- July 15th, 2008, 2:53 pm
#185281
Yes, right now it is no Short Pump which I have been to and, as many here, was very impressed. We have to face the fact thet Lynchburg's demos will not attract stores like Nordies, Crate and Barrel, Williiams and Sonoma, Sephora, Tiffany, Barney's and most of the high-end stores. Some of them are just moving into much richer larger second tier cities like Madison, WI which finally got a Sephora and is still waiting on C & B even though it is headquartered just down the road in Chicago. Now American Eagle, Gap, Old Navy are fine for Lynchburg and we have them. Christopher & Banks is another my wife likes for the money. Target, Kohl's, Barnes & Noble, Best Buy, big sporting goods, big hardware, linens etc--all covered. Quite honestly I can't think of too many L could really have that it does not. Dillards might be one but they are not doing all that well nationally with too many stores in the sunbelt. It also overlaps Macy's to a great degree. I'd like to see an upscale grocer like Harris Teeter . I'd love a Costco which is like an upscale Sam's. Obviously a good movie theater is needed and looks to be coming. I'd like some smaller scale things like a good bakery, a good butcher shop, upscale toy store, and more good antique and art stores for the tourists. After that I don't see all that much missing in the L retail mix. For its size L has lots of retail space. The restaurant world has really expanded and we probably are saturated. We still could use a real good seafood place and a few others but there are plenty of good choices in most types.

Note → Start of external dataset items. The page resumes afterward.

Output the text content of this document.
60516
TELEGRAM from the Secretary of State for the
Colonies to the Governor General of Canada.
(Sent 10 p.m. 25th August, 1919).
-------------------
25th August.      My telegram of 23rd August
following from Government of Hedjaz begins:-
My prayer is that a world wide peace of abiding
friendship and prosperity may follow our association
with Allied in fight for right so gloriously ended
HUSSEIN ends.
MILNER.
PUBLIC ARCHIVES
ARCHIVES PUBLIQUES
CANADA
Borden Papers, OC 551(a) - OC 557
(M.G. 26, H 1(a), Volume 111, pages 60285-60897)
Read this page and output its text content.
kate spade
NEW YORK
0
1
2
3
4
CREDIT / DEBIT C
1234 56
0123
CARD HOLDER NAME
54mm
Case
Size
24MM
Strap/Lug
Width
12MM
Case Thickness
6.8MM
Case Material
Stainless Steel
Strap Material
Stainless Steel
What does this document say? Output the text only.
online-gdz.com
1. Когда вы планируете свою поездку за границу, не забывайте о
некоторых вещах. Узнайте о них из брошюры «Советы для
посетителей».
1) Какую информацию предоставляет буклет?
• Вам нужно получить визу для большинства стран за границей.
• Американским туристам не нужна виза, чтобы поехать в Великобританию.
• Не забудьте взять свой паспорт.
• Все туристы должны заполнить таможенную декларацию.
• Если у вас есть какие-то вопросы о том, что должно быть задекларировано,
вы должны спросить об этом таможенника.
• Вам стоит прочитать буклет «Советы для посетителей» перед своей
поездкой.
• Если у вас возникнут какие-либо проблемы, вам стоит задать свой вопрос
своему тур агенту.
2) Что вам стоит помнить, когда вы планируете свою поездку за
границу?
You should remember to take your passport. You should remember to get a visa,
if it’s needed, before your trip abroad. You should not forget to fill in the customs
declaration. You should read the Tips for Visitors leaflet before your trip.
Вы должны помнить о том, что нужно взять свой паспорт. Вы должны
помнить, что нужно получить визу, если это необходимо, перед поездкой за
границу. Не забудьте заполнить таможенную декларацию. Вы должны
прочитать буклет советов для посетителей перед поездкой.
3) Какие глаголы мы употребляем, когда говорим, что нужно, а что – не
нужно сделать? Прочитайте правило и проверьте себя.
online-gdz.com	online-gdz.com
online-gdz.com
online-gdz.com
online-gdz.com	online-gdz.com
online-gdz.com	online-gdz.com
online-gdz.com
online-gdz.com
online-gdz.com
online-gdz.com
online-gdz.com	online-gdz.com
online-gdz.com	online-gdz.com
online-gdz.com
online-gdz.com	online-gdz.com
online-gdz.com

I think it's better to have one center too few than too many. I am still fully in favor of scraping the old Plaza center. Build a new library twice the size, a nice new residential project, and call it good unless Liberty really has a use for the space itself.
If anyone has other ideas/suggestions I'd love to hear them. It's always hard to see what is not there versus what is not working.